Game Over Online ~ Shin Megami Tensei: Persona 3

GameOver Game Reviews - Shin Megami Tensei: Persona 3 (c) Atlus USA, Reviewed by - Thomas Wilde

Game & Publisher Shin Megami Tensei: Persona 3 (c) Atlus USA
System Requirements PlayStation 2
Overall Rating 92%
Date Published Monday, August 27th, 2007 at 11:38 AM


Divider Left By: Thomas Wilde Divider Right

Persona 3 makes me think about cycles.

Back when the console RPG was just starting out, with games like Dragon Warrior, Final Fantasy, and the NES port of Wizardry, the games were mostly grindfests. You walked in circles around Corneria for three hours collecting money and experience so you could survive the walk to the next town over, where you would need to spend another three hours running in circles before you could move on.

Games eventually evolved to a point where the grind wasn't strictly necessary, which happened right around the time where CRPGs became a lot more story-oriented. There were more CRPGs, they had more of a plot arc than they did before, and grinding was almost never required to progress. Some of them were, in fact, designed in such a way that grinding would wreck the game's power curve; for example, Yang leaves the party and never returns to it in Final Fantasy II because at high levels, he's the most dangerous character in the game.
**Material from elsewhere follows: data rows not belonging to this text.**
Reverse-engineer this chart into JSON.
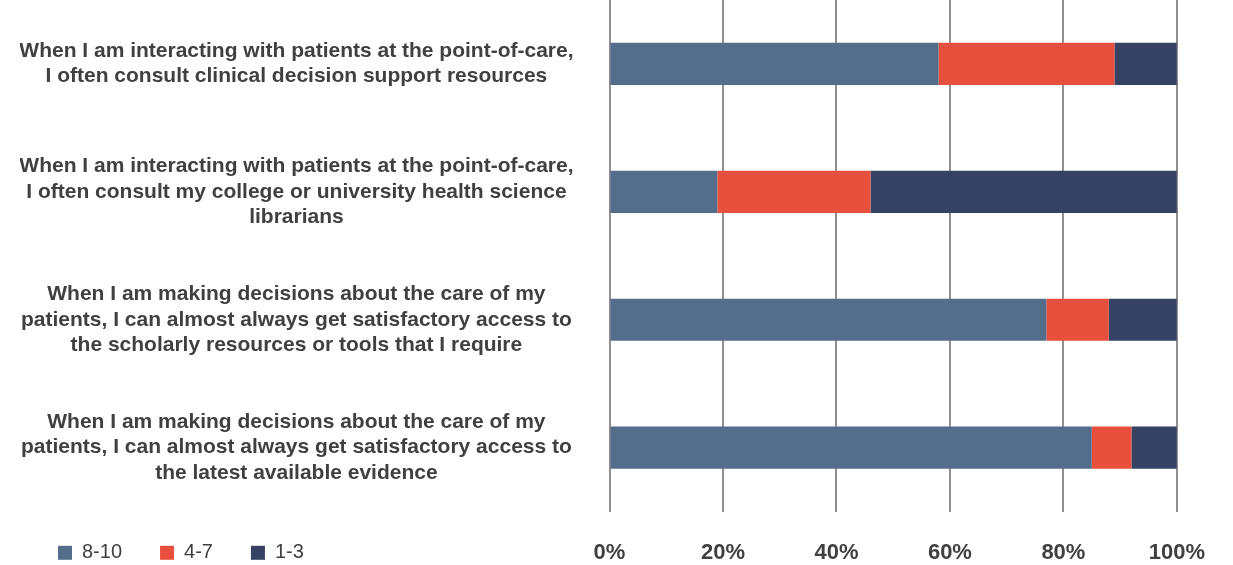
{
  "chart_data": {
    "type": "bar",
    "orientation": "horizontal",
    "stacked": true,
    "categories": [
      "When I am interacting with patients at the point-of-care, I often consult clinical decision support resources",
      "When I am interacting with patients at the point-of-care, I often consult my college or university health science librarians",
      "When I am making decisions about the care of my patients, I can almost always get satisfactory access to the scholarly resources or tools that I require",
      "When I am making decisions about the care of my patients, I can almost always get satisfactory access to the latest available evidence"
    ],
    "series": [
      {
        "name": "8-10",
        "color": "#536d8a",
        "values": [
          58,
          19,
          77,
          85
        ]
      },
      {
        "name": "4-7",
        "color": "#e8503d",
        "values": [
          31,
          27,
          11,
          7
        ]
      },
      {
        "name": "1-3",
        "color": "#364263",
        "values": [
          11,
          54,
          12,
          8
        ]
      }
    ],
    "xlim": [
      0,
      100
    ],
    "xticks": [
      {
        "value": 0,
        "label": "0%"
      },
      {
        "value": 20,
        "label": "20%"
      },
      {
        "value": 40,
        "label": "40%"
      },
      {
        "value": 60,
        "label": "60%"
      },
      {
        "value": 80,
        "label": "80%"
      },
      {
        "value": 100,
        "label": "100%"
      }
    ],
    "grid": "x",
    "legend": "bottom left"
  }
}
The grindless CRPG continued until relatively recently, when Final Fantasy XII, Rogue Galaxy, and now Persona 3 have brought it back in full force. Persona 3 requires a lot of grinding to succeed; it's almost a roguelike, really. You spend a lot of time exploring the randomly changing hallways of a dungeon hundreds of stories tall, farming it for drops off of monsters and fistfuls of yen so you can buy better gear off a slumming police officer in a mall downtown.
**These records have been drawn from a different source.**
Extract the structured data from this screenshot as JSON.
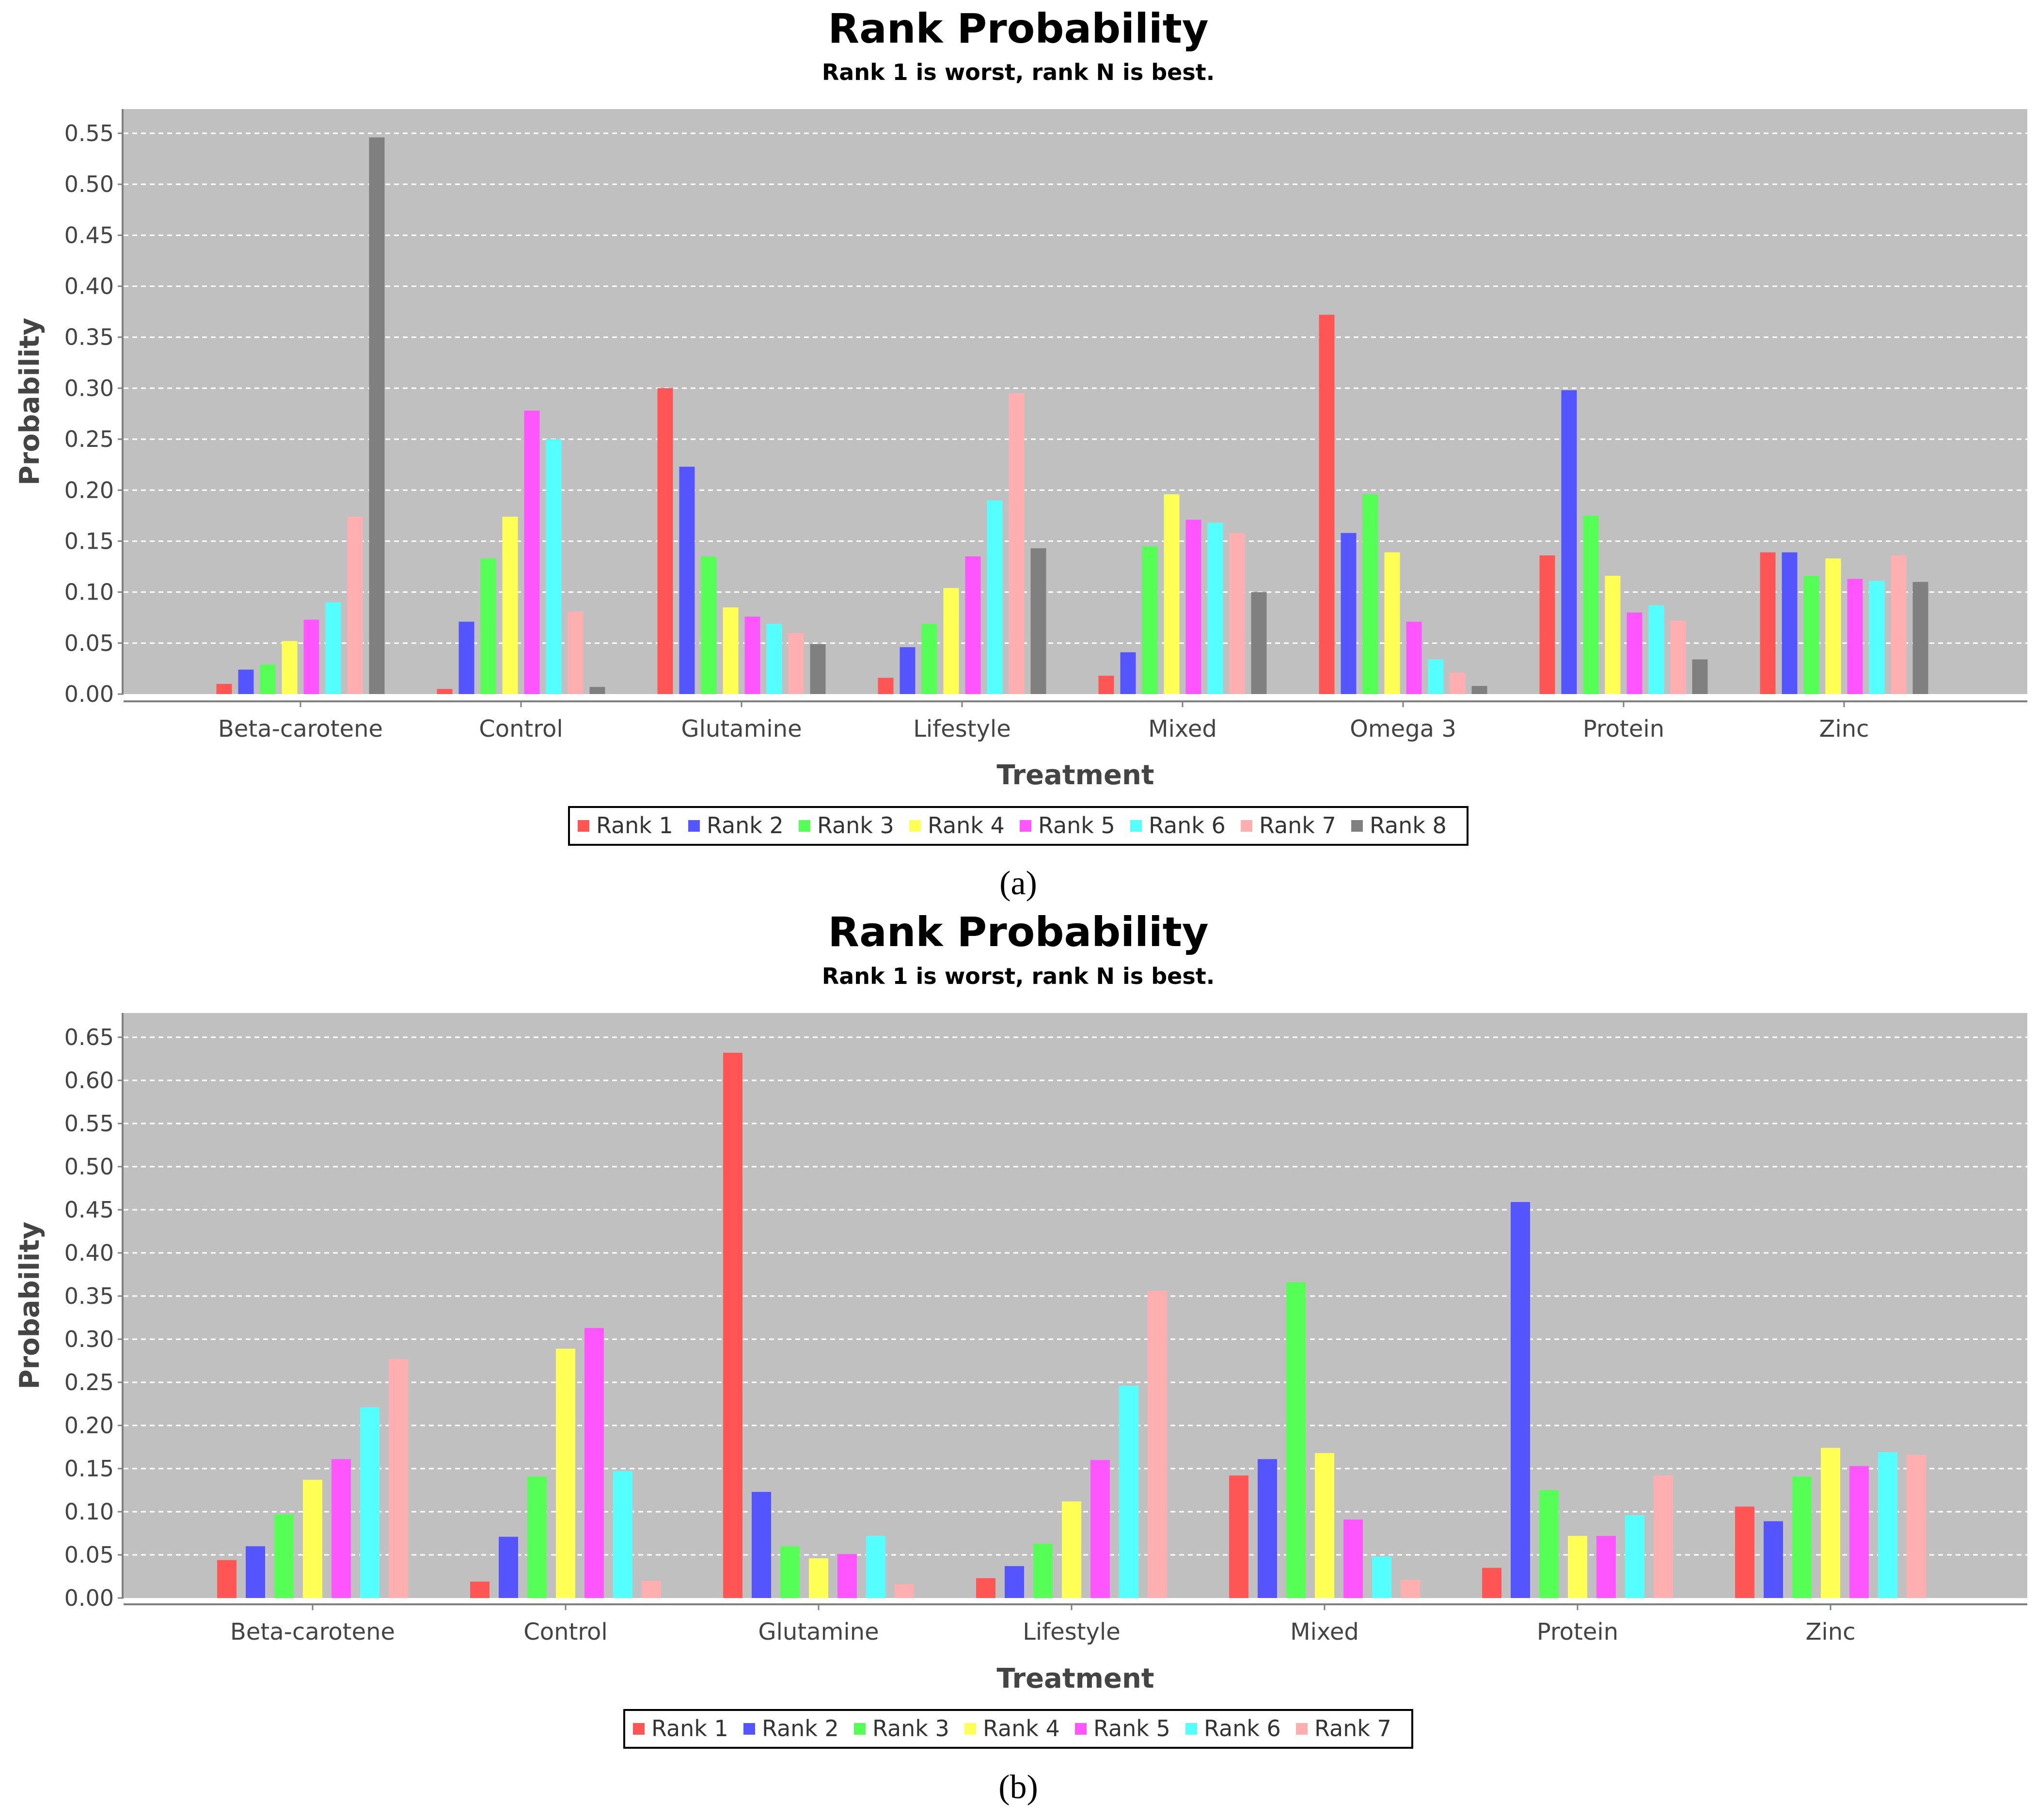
{
  "chart_data": [
    {
      "type": "bar",
      "title": "Rank Probability",
      "subtitle": "Rank 1 is worst, rank N is best.",
      "xlabel": "Treatment",
      "ylabel": "Probability",
      "ylim": [
        0,
        0.55
      ],
      "yticks": [
        "0.00",
        "0.05",
        "0.10",
        "0.15",
        "0.20",
        "0.25",
        "0.30",
        "0.35",
        "0.40",
        "0.45",
        "0.50",
        "0.55"
      ],
      "grid": true,
      "legend_position": "bottom",
      "panel_label": "(a)",
      "categories": [
        "Beta-carotene",
        "Control",
        "Glutamine",
        "Lifestyle",
        "Mixed",
        "Omega 3",
        "Protein",
        "Zinc"
      ],
      "series": [
        {
          "name": "Rank 1",
          "color": "#ff5555",
          "values": [
            0.01,
            0.005,
            0.3,
            0.016,
            0.018,
            0.372,
            0.136,
            0.139
          ]
        },
        {
          "name": "Rank 2",
          "color": "#5555ff",
          "values": [
            0.024,
            0.071,
            0.223,
            0.046,
            0.041,
            0.158,
            0.298,
            0.139
          ]
        },
        {
          "name": "Rank 3",
          "color": "#55ff55",
          "values": [
            0.029,
            0.133,
            0.135,
            0.069,
            0.145,
            0.196,
            0.175,
            0.116
          ]
        },
        {
          "name": "Rank 4",
          "color": "#ffff55",
          "values": [
            0.052,
            0.174,
            0.085,
            0.104,
            0.196,
            0.139,
            0.116,
            0.133
          ]
        },
        {
          "name": "Rank 5",
          "color": "#ff55ff",
          "values": [
            0.073,
            0.278,
            0.076,
            0.135,
            0.171,
            0.071,
            0.08,
            0.113
          ]
        },
        {
          "name": "Rank 6",
          "color": "#55ffff",
          "values": [
            0.09,
            0.25,
            0.069,
            0.19,
            0.168,
            0.034,
            0.087,
            0.111
          ]
        },
        {
          "name": "Rank 7",
          "color": "#ffafaf",
          "values": [
            0.174,
            0.081,
            0.06,
            0.295,
            0.158,
            0.021,
            0.072,
            0.136
          ]
        },
        {
          "name": "Rank 8",
          "color": "#808080",
          "values": [
            0.546,
            0.007,
            0.049,
            0.143,
            0.1,
            0.008,
            0.034,
            0.11
          ]
        }
      ]
    },
    {
      "type": "bar",
      "title": "Rank Probability",
      "subtitle": "Rank 1 is worst, rank N is best.",
      "xlabel": "Treatment",
      "ylabel": "Probability",
      "ylim": [
        0,
        0.65
      ],
      "yticks": [
        "0.00",
        "0.05",
        "0.10",
        "0.15",
        "0.20",
        "0.25",
        "0.30",
        "0.35",
        "0.40",
        "0.45",
        "0.50",
        "0.55",
        "0.60",
        "0.65"
      ],
      "grid": true,
      "legend_position": "bottom",
      "panel_label": "(b)",
      "categories": [
        "Beta-carotene",
        "Control",
        "Glutamine",
        "Lifestyle",
        "Mixed",
        "Protein",
        "Zinc"
      ],
      "series": [
        {
          "name": "Rank 1",
          "color": "#ff5555",
          "values": [
            0.044,
            0.019,
            0.632,
            0.023,
            0.142,
            0.035,
            0.106
          ]
        },
        {
          "name": "Rank 2",
          "color": "#5555ff",
          "values": [
            0.06,
            0.071,
            0.123,
            0.037,
            0.161,
            0.459,
            0.089
          ]
        },
        {
          "name": "Rank 3",
          "color": "#55ff55",
          "values": [
            0.097,
            0.141,
            0.06,
            0.063,
            0.366,
            0.125,
            0.141
          ]
        },
        {
          "name": "Rank 4",
          "color": "#ffff55",
          "values": [
            0.137,
            0.289,
            0.046,
            0.112,
            0.168,
            0.072,
            0.174
          ]
        },
        {
          "name": "Rank 5",
          "color": "#ff55ff",
          "values": [
            0.161,
            0.313,
            0.051,
            0.16,
            0.091,
            0.072,
            0.153
          ]
        },
        {
          "name": "Rank 6",
          "color": "#55ffff",
          "values": [
            0.221,
            0.147,
            0.072,
            0.246,
            0.048,
            0.096,
            0.169
          ]
        },
        {
          "name": "Rank 7",
          "color": "#ffafaf",
          "values": [
            0.277,
            0.02,
            0.016,
            0.356,
            0.021,
            0.142,
            0.166
          ]
        }
      ]
    }
  ]
}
At the same time, it's... well, it's not entirely a dating sim. It's a high school simulator. You spend your days studying or joining clubs or wooing the girls that live in your dorm, and your nights sticking sharp things into evil things' heads.

I'm getting very far ahead of myself.

Peraona 3 begins on April 9th, 2009, as your character arrives for his first day at school. That same night, you discover there's a twenty-fifth hour of the day, between 12:00 AM and 12:01 AM, called the Dark Hour. During this time, monsters prowl the streets, and most people fall asleep.
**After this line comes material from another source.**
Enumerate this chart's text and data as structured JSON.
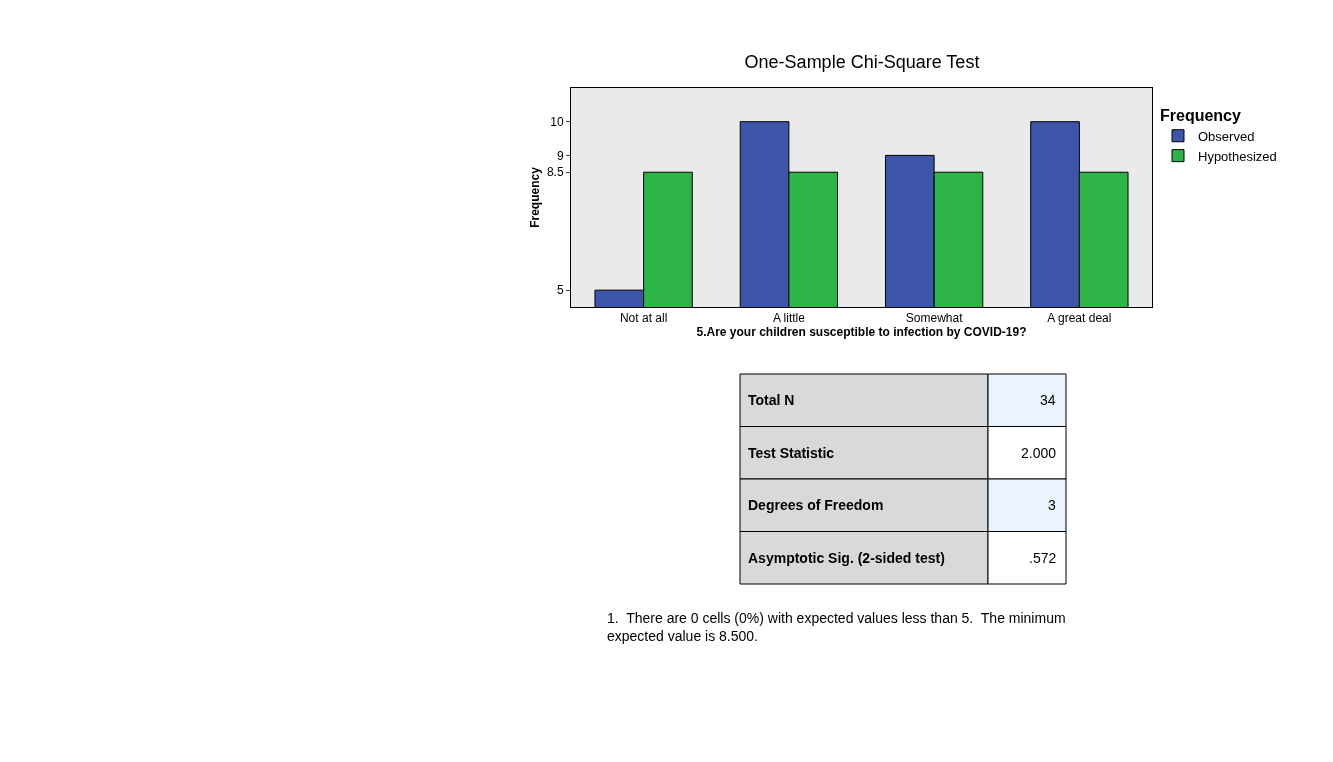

You're not one of them, and neither are the people in your dorm. You all have access to Personas, weird fragments of your personality that take on the form and powers of figures of myth, and those Personas also prevent you from falling asleep during the Dark Hour.

As members of the Specialized Extracirricular Execution Squad (SEES), it's your job to find out why there's a Dark Hour and where the monsters are coming from. During the Dark Hour, your school turns into an enormous tower called Tartarus. Operating on the theory that this might be some kind of clue, you and your team will investigate Tartarus looking for answers. Somewhere near the top, you may find them.

Thus, by night, you get to run through a dungeon killing monsters. By day, though, you're an ordinary high school student. Most CRPGs might gloss over the daytime stuff, but Persona 3 makes it almost as important as the dungeon delving.

Your character has the unique ability to command more than one Persona, each of which belongs to a certain Arcana. Everyone you meet belongs to one of these Arcana. Thus, if you start, strengthen, and maintain relationships with people from each Arcana, the Personas you use will be strengthened in turn. Being a decent friend makes you a better adventurer, and so on.

Further complicating this is the fact that Persona 3 operates on a fixed time limit. Each day you spend in-game is a day you can't get back, and the game will progress without you if it has to. You are constantly forced to juggle your social links, your dungeon crawling, your monetary supply, and more, and all of this within sort of a time limit. You're never sure if you'll have time to do everything you want to do, sort of like in real life.

Persona 3 juggles all of this fairly well, and once you get into it, it's hard to stop playing. Even if you never thought you'd play a datesim, it'll make you care whether or not that one girl likes you.

My biggest complaint about the game is, basically, the grind. When you enter the dungeon, you're either there for fetch quests or to get from point A to point B before your party members are too tired or sick to continue. There's very little story there, and the bosses that show up mostly show up because they're standing in your way. Persona 3 has a lot of very well-told story in it, but surprisingly little of it's in the dungeon itself. You basically take a time out from a datesim every so often to play what feels like an old RPG.

Persona 3 is, despite that complaint, one of the best RPGs on the PS2, and in fact, on any console. It has characters you'll care about, a combat system that's easy to get into but hard to master, enough of a difficulty curve that you'll feel like you're working for your victories, and a truly bizarre and memorable soundtrack. It's very, very grindy, though, and I have a hard time getting into that.